November 20-21, 2009: MAA Northeastern Section Fall Meeting, Springfield, MA
Invited speaker Fernando Gouvea delivers the Christie Lecture on "The Dedekind Move in History and in the Classroom" at 9 am on Sat., Nov. 21, at Western New England College. The conference runs from 3 pm, Fri., Nov. 20 to 4:30 pm Sat., Nov. 21.
November 21, 2009: Motivations for Mathematics, London, England
An afternoon of talks in the Smith Centre of the Science Museum, Exhibition Road, London, by Robin Wilson, Allan Chapman (on "Mathematics, power, and peace: How navigators, surveyors, and instrument-makers laid out the world"), Snezana Lawrence, and David Singmaster.
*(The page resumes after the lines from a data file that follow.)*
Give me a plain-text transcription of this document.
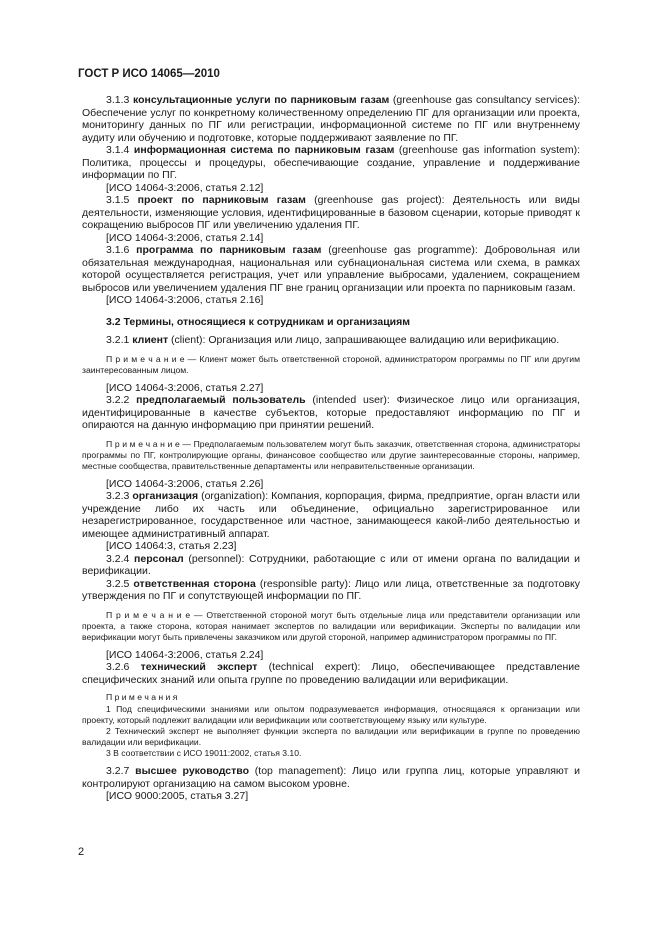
ГОСТ Р ИСО 14065—2010

3.1.3 консультационные услуги по парниковым газам (greenhouse gas consultancy services): Обеспечение услуг по конкретному количественному определению ПГ для организации или проекта, мониторингу данных по ПГ или регистрации, информационной системе по ПГ или внутреннему аудиту или обучению и подготовке, которые поддерживают заявление по ПГ.

3.1.4 информационная система по парниковым газам (greenhouse gas information system): Политика, процессы и процедуры, обеспечивающие создание, управление и поддерживание информации по ПГ.

[ИСО 14064-3:2006, статья 2.12]

3.1.5 проект по парниковым газам (greenhouse gas project): Деятельность или виды деятельности, изменяющие условия, идентифицированные в базовом сценарии, которые приводят к сокращению выбросов ПГ или увеличению удаления ПГ.

[ИСО 14064-3:2006, статья 2.14]

3.1.6 программа по парниковым газам (greenhouse gas programme): Добровольная или обязательная международная, национальная или субнациональная система или схема, в рамках которой осуществляется регистрация, учет или управление выбросами, удалением, сокращением выбросов или увеличением удаления ПГ вне границ организации или проекта по парниковым газам.

[ИСО 14064-3:2006, статья 2.16]

3.2 Термины, относящиеся к сотрудникам и организациям

3.2.1 клиент (client): Организация или лицо, запрашивающее валидацию или верификацию.

П р и м е ч а н и е — Клиент может быть ответственной стороной, администратором программы по ПГ или другим заинтересованным лицом.

[ИСО 14064-3:2006, статья 2.27]

3.2.2 предполагаемый пользователь (intended user): Физическое лицо или организация, идентифицированные в качестве субъектов, которые предоставляют информацию по ПГ и опираются на данную информацию при принятии решений.

П р и м е ч а н и е — Предполагаемым пользователем могут быть заказчик, ответственная сторона, администраторы программы по ПГ, контролирующие органы, финансовое сообщество или другие заинтересованные стороны, например, местные сообщества, правительственные департаменты или неправительственные организации.

[ИСО 14064-3:2006, статья 2.26]

3.2.3 организация (organization): Компания, корпорация, фирма, предприятие, орган власти или учреждение либо их часть или объединение, официально зарегистрированное или незарегистрированное, государственное или частное, занимающееся какой-либо деятельностью и имеющее административный аппарат.

[ИСО 14064:3, статья 2.23]

3.2.4 персонал (personnel): Сотрудники, работающие с или от имени органа по валидации и верификации.

3.2.5 ответственная сторона (responsible party): Лицо или лица, ответственные за подготовку утверждения по ПГ и сопутствующей информации по ПГ.

П р и м е ч а н и е — Ответственной стороной могут быть отдельные лица или представители организации или проекта, а также сторона, которая нанимает экспертов по валидации или верификации. Эксперты по валидации или верификации могут быть привлечены заказчиком или другой стороной, например администратором программы по ПГ.

[ИСО 14064-3:2006, статья 2.24]

3.2.6 технический эксперт (technical expert): Лицо, обеспечивающее представление специфических знаний или опыта группе по проведению валидации или верификации.

П р и м е ч а н и я

1 Под специфическими знаниями или опытом подразумевается информация, относящаяся к организации или проекту, который подлежит валидации или верификации или соответствующему языку или культуре.

2 Технический эксперт не выполняет функции эксперта по валидации или верификации в группе по проведению валидации или верификации.

3 В соответствии с ИСО 19011:2002, статья 3.10.

3.2.7 высшее руководство (top management): Лицо или группа лиц, которые управляют и контролируют организацию на самом высоком уровне.

[ИСО 9000:2005, статья 3.27]

2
November 26–28, 2009: Congress IX of the Italian Society of History of Mathematics, Perugia, Italy
The main themes of the conference, to be held at the University of Perugia, will be Mathematics in the Renaissance and Mathematics in the 20th Century. Organizer is Maria Clara Nucci.
December 5–7, 2009: Canadian Mathematical Society Meeting, Windsor, Ontario
The annual Winter Meeting of the Canadian Mathematical Society, to be held at the University of Windsor in Windsor, Ontario, will include a session on History and Philosophy of Mathematics organized by Tom Archibald.
December 10, 2009: Philadelphia Area Seminar on the History of Mathematics
Scheduled speaker is John W. Dawson on "Development of Compactness." This monthly seminar meets at Villanova University in Villanova, PA, usually on a Thursday at 6 p.m., and begins with a light dinner.
December 12, 2009: BSHM Special December Lecture, London, England
Sponsored by the British Society for the History of Mathematics, Volker R. Remmert, Mainz University, presents “Visual representations of the mathematical sciences in the early modern period” at 2 pm on Saturday, December 12, 2009 in the Hardy Room, London Mathematical Society, De Morgan House, 57-58 Russell Square, London.
December 16-18, 2009: Conference on Numeracy, Oxford, England
The full title of this conference, to be held at St. Anne's College, Oxford, is Numeracy: Historical, Philosophical, and Educational Perspectives.